Dieser Beitrag wird ein wenig technischer und – zum ersten Mal – eine Zusammenarbeit mit meinem geschätzten Kollegen Mehrdad Samak-Abedi aus Berlin. Aber bevor ich mich an die Details mache, hier eine kleine Vorgeschichte.

Ich habe vor Jahrzehnten schon fotografiert – stümperhaft mit einer kleinen Canon Filmkamera die alles selbst gemacht hat, aber mit Spaß an der Sache. Diese Leidenschaft ebbte irgendwann ab und überkam mich erst vor ca. 9 Jahren wieder. Seitdem habe ich immer digital fotografiert – zuerst mit einer Exilim Kompaktkamera, dann mit einer Panasonic Lumix, einer Nikon D7000 und seit diesem Jahr mit der Nikon D810. Aus Spaß wurde irgendwann Berufung und (Neben)beruf und alles war soweit toll. Allerdings hat mich der Look von Film nie wirklich losgelassen. Also grub ich die alte Spiegelreflex von Papa aus und brachte sie auf Vordermann.

Die ersten Filme wurden besorgt und los ging die Reise – mit richtig viel Ahnung von rein garnix! Der Belichtungsmesser funktionierte nicht mehr also hieß es raten oder eine iPhone App benutzen um nah an die korrekten Werte für Blende und Belichtungszeit zu gelangen. Wochen später bekam ich eine neue alte Filmkamera von meinem Vater geschenkt und die hatte – welch Glück – einen Automatik Modus. Also Schwarz-Weiß FIlm rein und auf nach Mexico. Die digitale musste daheim bleiben weil sie in Reparatur war und ich hatte eine neue Herausforderung: einen Fototermin mit dem lieben Max und eine alte analoge Kamera. Tausend Ideen und nur zwei Filme a 36 Bildern! Um die Story abzukürzen: Der Termin lief super – die Bilder wurden toll und ich war infiziert vom Analogfieber. Seitdem nehm ich hin und wieder die analoge her und knipse drauf los. Eine Polaroid habe ich mittlerweile auch in meinem Sortiment und ich liebe diesen Look total.

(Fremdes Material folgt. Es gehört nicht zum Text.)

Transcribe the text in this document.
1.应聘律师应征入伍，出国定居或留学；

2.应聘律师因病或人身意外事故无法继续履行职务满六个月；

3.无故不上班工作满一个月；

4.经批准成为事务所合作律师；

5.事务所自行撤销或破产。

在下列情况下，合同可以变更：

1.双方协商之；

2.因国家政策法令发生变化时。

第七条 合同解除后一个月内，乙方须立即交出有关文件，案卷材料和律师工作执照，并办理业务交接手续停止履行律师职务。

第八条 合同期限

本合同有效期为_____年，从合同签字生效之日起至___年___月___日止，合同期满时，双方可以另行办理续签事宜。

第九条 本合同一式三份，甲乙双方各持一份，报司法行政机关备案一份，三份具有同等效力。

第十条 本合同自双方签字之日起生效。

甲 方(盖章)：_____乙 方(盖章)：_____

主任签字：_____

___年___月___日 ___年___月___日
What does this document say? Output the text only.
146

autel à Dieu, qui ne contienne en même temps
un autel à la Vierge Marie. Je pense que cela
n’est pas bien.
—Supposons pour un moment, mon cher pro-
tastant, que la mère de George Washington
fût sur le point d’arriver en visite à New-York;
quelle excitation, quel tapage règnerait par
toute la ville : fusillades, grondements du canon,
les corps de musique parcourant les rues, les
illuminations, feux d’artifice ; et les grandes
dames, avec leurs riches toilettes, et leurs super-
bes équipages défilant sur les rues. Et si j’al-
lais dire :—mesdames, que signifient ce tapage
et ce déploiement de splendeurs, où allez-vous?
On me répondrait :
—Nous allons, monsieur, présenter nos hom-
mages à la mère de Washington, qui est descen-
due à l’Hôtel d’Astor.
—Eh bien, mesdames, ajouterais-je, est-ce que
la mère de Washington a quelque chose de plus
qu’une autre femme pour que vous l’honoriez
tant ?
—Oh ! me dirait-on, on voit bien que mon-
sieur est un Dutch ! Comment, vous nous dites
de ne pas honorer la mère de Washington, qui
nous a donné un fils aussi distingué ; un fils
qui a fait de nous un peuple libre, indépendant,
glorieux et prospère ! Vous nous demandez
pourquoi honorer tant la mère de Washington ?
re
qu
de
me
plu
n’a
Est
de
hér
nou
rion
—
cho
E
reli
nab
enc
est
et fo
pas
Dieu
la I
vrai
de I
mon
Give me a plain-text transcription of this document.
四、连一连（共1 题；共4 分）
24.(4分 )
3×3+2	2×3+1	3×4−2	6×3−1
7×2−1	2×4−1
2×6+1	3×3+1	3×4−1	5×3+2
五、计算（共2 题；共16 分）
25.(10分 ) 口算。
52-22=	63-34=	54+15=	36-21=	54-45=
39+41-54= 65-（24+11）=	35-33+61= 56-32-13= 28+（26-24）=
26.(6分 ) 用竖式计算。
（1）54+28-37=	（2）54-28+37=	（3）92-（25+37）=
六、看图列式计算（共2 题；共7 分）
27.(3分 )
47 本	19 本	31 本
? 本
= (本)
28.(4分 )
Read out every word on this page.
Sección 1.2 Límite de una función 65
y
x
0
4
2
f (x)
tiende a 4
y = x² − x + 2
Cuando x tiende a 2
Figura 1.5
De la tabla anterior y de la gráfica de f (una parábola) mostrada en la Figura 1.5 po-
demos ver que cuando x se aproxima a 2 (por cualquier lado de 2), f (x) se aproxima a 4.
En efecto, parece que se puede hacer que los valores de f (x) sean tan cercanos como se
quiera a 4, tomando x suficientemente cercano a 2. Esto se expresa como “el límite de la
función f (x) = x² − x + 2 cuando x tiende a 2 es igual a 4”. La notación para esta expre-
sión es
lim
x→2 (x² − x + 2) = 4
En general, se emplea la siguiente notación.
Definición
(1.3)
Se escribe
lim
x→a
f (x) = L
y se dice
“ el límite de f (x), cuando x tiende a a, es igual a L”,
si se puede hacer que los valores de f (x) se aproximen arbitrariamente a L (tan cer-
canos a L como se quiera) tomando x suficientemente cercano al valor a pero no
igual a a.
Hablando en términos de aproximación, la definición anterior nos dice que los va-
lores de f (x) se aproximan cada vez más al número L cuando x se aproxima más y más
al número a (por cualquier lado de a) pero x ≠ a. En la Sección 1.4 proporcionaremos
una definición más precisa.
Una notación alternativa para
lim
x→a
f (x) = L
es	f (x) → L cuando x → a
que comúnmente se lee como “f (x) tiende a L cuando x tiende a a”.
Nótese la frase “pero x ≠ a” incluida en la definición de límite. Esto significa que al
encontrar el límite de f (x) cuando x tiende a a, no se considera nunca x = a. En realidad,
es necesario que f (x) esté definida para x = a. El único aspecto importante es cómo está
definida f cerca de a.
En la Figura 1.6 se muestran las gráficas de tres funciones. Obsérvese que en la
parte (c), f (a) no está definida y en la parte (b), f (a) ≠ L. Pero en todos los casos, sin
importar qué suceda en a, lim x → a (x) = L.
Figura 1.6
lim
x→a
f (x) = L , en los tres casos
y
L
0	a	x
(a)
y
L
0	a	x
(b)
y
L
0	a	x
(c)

Vor ein, zwei Wochen war ich in New York unterwegs und Mehrdad war mit auf Fotosafari – zu nächtlicher Stunde über die Brooklyn Bridge und an die Piers von Manhattan. Dabei wurde natürlich viel gefachsimpelt und wir kamen auf das Thema Mittelformat. Ich hatte bis dato nicht wirklich viel damit zu tun gehabt. Klar – Hasselblad und Phase One sind mir ein Begriff – aber in diesen Sphären (zumindest preislich) bewege ich mich noch lange nicht. Mehrdad berichtete mir dann von seiner Twin-Lens-Reflex Kamera – kurz TLR und wie toll es sei, damit zu fotografieren. Wer mich kennt weiß, das ich immer neugierig bin und so habe ich ihn über das Thema ausgefragt. Eine Woche später habe ich einen Umschlag von Mehrdad im Briefkasten. Darin befanden sich 12 Mittelformat Negative! “Zum rumspielen…” war die Ansage auf Whatsapp und heute hab ich mir mal die Zeit dazu genommen.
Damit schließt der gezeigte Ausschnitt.